The idea is not dead. In fact, as the federal health benefits program is often viewed as a model program to be followed by other industries, politicians looking for votes during this political season are often mentioning using the federal program as a way to provide insurance for the uninsured. Many voters will respond to this proposal in a positive way. The issue is often presented to voters as “what is good for federal employees should be good enough for other Americans as well.” Who can argue with that logic?
But, as a federal employee, you may want to argue with it.
Some candidates have not been specific on their platforms regarding this issue but there is little doubt that the federal health benefits program is often considered a model health insurance program. There is also no doubt that some candidates are looking at this program as a way to gain popularity. Some are clearly looking at the federal program as an ideal way to provide health insurance to the uninsured. Here is a sample of several candidates positions on this issue taken from recent news reports.
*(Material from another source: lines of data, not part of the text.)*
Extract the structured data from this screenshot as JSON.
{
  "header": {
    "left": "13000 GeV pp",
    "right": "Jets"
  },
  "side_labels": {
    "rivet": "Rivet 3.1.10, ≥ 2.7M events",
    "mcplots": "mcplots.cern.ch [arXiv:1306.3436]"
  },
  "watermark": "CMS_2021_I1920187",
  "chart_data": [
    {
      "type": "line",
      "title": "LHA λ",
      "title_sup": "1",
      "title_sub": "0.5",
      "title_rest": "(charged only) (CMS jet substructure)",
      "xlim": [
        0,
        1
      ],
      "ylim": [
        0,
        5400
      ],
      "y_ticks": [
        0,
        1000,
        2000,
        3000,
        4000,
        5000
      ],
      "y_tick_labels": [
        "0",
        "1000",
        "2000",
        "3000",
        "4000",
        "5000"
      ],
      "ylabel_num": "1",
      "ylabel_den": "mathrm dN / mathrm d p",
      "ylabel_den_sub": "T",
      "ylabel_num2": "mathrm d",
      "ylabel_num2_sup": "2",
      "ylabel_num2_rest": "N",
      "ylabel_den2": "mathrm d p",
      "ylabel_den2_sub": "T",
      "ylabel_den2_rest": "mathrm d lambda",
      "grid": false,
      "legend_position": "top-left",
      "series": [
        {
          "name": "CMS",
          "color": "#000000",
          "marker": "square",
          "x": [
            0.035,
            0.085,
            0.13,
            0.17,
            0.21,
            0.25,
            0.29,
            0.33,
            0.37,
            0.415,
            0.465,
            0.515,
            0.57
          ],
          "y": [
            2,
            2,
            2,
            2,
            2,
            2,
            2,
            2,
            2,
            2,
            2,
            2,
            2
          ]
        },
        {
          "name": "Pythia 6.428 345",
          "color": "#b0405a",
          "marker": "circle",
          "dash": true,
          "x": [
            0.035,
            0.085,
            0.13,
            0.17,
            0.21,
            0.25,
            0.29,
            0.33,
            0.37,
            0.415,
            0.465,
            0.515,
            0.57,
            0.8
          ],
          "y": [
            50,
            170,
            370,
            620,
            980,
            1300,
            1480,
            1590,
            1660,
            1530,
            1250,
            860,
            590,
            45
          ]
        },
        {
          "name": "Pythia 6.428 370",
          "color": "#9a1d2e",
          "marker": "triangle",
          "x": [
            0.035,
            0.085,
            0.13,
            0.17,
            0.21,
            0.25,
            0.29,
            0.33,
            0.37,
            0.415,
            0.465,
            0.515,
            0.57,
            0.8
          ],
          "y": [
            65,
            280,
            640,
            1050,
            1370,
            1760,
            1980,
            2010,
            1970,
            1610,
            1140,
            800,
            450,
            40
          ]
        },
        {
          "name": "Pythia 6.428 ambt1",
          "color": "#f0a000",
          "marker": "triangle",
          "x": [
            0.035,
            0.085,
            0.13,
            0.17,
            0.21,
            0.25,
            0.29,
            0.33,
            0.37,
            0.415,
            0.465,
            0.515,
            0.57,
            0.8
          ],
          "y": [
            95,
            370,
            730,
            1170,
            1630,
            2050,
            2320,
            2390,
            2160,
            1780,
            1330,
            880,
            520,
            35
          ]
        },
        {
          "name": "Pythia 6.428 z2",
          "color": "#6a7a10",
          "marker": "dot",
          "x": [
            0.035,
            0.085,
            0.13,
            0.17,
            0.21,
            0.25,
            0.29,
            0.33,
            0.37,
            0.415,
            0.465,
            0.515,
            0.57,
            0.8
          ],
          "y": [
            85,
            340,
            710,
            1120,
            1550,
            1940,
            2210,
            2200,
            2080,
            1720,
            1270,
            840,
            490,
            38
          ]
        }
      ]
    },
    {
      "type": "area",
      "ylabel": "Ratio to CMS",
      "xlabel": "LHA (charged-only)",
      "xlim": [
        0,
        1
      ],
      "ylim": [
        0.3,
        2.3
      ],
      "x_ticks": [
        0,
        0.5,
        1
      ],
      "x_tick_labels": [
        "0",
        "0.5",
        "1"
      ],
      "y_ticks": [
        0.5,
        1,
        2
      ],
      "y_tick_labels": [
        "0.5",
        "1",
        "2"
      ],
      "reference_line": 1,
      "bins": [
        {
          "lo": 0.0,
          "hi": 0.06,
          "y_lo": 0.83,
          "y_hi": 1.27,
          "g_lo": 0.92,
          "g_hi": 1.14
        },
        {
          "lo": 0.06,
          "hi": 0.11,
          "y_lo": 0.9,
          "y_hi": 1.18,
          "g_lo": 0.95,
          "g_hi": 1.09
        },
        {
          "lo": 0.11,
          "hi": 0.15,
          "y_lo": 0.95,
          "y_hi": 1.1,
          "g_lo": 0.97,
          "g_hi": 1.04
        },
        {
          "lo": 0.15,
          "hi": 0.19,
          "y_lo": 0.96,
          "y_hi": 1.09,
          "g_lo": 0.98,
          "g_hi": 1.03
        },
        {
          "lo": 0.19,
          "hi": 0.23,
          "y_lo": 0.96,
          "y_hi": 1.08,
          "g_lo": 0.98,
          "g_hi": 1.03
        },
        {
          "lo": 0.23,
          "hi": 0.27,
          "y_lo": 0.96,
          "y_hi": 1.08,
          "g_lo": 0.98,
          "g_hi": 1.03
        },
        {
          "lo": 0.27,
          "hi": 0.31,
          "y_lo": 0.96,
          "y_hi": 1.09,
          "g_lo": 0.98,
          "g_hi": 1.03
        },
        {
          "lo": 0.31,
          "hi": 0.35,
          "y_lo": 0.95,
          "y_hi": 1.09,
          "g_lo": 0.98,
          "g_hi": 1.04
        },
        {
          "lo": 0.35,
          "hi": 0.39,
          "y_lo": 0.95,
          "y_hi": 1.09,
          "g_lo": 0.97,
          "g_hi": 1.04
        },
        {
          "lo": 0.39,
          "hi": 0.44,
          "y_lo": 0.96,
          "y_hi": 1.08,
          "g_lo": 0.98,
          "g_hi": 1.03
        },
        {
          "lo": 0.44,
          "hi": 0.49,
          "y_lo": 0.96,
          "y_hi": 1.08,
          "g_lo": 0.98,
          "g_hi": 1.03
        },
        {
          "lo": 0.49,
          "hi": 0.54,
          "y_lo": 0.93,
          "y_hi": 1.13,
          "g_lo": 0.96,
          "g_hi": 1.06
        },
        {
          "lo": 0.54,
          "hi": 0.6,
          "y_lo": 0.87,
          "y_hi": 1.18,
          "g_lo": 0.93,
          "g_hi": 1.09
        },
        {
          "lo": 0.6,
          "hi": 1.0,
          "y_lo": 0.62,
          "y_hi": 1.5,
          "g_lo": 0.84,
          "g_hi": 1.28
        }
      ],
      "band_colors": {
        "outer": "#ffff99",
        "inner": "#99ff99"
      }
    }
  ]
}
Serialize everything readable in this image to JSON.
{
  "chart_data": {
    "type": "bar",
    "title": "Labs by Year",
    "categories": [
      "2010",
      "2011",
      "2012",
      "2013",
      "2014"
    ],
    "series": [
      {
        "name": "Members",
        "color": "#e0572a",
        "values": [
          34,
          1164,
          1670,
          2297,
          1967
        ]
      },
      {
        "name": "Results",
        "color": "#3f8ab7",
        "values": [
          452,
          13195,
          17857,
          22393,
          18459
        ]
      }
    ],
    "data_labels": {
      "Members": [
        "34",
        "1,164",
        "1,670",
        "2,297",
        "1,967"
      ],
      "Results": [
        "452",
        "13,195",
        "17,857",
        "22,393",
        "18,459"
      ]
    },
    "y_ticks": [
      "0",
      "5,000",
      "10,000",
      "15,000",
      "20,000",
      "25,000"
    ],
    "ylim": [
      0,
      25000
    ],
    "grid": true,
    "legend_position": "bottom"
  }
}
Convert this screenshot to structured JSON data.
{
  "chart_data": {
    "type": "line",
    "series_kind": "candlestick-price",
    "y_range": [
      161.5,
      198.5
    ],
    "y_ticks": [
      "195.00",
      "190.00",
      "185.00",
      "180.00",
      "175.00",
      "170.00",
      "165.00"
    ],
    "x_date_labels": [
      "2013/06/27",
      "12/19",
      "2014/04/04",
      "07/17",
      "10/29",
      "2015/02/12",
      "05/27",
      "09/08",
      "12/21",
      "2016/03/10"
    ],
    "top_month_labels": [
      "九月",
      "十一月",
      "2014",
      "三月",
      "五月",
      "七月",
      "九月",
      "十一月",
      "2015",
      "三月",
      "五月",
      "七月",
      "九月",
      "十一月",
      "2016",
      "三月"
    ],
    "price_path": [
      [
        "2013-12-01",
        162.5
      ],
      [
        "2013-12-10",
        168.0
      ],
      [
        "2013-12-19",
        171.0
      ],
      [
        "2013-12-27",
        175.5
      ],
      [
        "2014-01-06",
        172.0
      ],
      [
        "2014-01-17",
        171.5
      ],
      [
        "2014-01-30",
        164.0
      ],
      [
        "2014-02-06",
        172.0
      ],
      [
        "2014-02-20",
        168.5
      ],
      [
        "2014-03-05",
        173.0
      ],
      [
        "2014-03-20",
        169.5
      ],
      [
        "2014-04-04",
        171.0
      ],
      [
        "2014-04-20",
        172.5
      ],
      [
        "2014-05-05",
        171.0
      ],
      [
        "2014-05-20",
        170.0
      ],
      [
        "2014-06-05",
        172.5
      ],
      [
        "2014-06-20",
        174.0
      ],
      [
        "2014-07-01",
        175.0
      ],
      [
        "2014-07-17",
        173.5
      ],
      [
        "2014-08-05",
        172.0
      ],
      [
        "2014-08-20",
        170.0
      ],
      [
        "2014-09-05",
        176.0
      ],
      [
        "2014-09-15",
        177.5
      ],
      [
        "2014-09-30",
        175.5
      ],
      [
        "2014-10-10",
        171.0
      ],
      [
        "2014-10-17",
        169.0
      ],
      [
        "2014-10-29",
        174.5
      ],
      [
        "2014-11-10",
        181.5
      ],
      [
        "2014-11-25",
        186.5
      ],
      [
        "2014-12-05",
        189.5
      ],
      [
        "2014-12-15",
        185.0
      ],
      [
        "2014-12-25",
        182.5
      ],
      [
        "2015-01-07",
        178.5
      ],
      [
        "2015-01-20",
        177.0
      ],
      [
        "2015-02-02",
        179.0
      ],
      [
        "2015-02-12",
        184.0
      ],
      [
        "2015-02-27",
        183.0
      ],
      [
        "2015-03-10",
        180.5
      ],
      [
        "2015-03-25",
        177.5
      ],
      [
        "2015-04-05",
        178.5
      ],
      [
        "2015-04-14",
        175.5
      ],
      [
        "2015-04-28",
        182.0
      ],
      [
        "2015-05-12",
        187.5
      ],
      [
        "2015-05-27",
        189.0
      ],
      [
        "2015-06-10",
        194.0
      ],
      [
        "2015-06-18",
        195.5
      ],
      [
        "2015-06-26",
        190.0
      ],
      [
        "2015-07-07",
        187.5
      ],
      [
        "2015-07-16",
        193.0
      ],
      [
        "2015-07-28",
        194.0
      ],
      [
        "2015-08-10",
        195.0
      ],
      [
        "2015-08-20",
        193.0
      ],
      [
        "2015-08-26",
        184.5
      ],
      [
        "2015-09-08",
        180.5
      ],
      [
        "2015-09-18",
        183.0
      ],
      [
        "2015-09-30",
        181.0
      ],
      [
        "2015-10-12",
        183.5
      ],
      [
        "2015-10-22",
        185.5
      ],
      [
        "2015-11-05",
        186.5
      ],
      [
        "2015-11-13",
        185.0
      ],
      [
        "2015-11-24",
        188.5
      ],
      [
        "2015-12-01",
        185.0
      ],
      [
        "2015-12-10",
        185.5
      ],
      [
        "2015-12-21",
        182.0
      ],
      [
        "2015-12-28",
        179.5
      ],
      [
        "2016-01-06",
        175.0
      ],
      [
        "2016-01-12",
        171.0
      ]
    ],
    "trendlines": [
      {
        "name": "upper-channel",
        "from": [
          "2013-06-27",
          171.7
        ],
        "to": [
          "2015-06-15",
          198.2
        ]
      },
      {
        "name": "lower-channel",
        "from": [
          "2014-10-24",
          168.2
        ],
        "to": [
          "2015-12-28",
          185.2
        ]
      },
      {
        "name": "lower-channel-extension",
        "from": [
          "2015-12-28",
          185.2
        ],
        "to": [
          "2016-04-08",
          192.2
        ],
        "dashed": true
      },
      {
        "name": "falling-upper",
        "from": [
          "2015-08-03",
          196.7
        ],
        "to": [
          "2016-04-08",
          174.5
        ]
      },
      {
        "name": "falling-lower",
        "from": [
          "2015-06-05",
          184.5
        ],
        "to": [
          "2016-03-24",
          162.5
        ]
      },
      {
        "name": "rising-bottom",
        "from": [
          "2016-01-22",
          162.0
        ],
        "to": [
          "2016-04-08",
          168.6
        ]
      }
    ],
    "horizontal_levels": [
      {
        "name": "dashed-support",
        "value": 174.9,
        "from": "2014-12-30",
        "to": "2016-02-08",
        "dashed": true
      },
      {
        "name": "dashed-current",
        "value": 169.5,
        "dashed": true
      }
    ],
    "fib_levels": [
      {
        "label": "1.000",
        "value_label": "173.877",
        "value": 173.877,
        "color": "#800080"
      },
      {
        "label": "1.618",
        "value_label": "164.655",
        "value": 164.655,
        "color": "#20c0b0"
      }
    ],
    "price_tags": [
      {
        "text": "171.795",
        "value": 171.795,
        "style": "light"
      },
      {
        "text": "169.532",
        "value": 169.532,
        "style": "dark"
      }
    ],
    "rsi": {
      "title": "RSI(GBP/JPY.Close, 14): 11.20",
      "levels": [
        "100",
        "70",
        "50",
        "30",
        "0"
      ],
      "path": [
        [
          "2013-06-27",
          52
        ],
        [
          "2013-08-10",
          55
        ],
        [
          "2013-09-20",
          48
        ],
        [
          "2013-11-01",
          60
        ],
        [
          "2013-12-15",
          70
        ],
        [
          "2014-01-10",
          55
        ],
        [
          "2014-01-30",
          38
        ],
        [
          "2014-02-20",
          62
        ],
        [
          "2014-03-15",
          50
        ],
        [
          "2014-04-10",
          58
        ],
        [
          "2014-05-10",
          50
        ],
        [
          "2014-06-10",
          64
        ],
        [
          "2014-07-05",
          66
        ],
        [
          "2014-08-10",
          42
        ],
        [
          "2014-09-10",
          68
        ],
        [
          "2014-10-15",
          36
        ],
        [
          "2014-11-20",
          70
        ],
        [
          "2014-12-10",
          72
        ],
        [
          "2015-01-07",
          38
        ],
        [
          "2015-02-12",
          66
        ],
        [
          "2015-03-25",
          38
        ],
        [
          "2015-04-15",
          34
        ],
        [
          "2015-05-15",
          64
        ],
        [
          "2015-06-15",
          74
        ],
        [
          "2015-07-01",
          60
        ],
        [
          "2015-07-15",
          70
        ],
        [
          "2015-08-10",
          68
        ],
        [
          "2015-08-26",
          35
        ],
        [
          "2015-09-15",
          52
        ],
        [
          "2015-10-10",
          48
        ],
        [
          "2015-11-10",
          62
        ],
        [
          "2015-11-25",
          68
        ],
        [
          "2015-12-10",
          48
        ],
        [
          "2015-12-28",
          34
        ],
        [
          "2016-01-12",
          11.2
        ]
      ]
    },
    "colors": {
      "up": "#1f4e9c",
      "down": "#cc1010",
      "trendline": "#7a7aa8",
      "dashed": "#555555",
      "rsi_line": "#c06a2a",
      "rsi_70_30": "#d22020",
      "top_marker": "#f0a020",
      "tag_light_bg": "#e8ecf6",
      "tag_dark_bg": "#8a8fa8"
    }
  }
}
Wesley Clark advocates a system that would allow “Americans without job-based insurance [to] enroll in the system for federal employees and be assured of fairly priced premiums.”
Presidential candidate John Kerry wants to: “Expand insurance system for federal employees to private citizens through tax credits and subsidies. Unemployed would get 75 percent tax credit to help pay for insurance. (He would propose) [t]ax credits for small businesses and their employees for health insurance. People ages 55 to 64 could buy into federal employees’ health plan at affordable price.”
Candidate Al Sharpton: “Calls for federally paid health plan that guarantees all citizens health care. Amend the Constitution to enshrine the right to health care of equal quality for everyone.”
No one can say with any certainty how these programs would be structured if any of these candidates should become president and in a position to influence Congress to pass this legislation. There is little doubt that a flood of new people covered by the current federal health benefits program would have an impact on the program. In all likelihood, many of the people coming into the program would increase the cost of the program. We don’t know the answers to questions such as “Who would pay these additional costs?” or “Would federal employees have the same quality health insurance program they now have?”
As the campaign progresses, the candidates’ position on this issue may become clearer. But federal employees may want to pay close attention. A health plan structured and paid for by the government and its employees could be much different (and much less expensive) than a plan with a primary purpose of providing health insurance for uninsured Americans.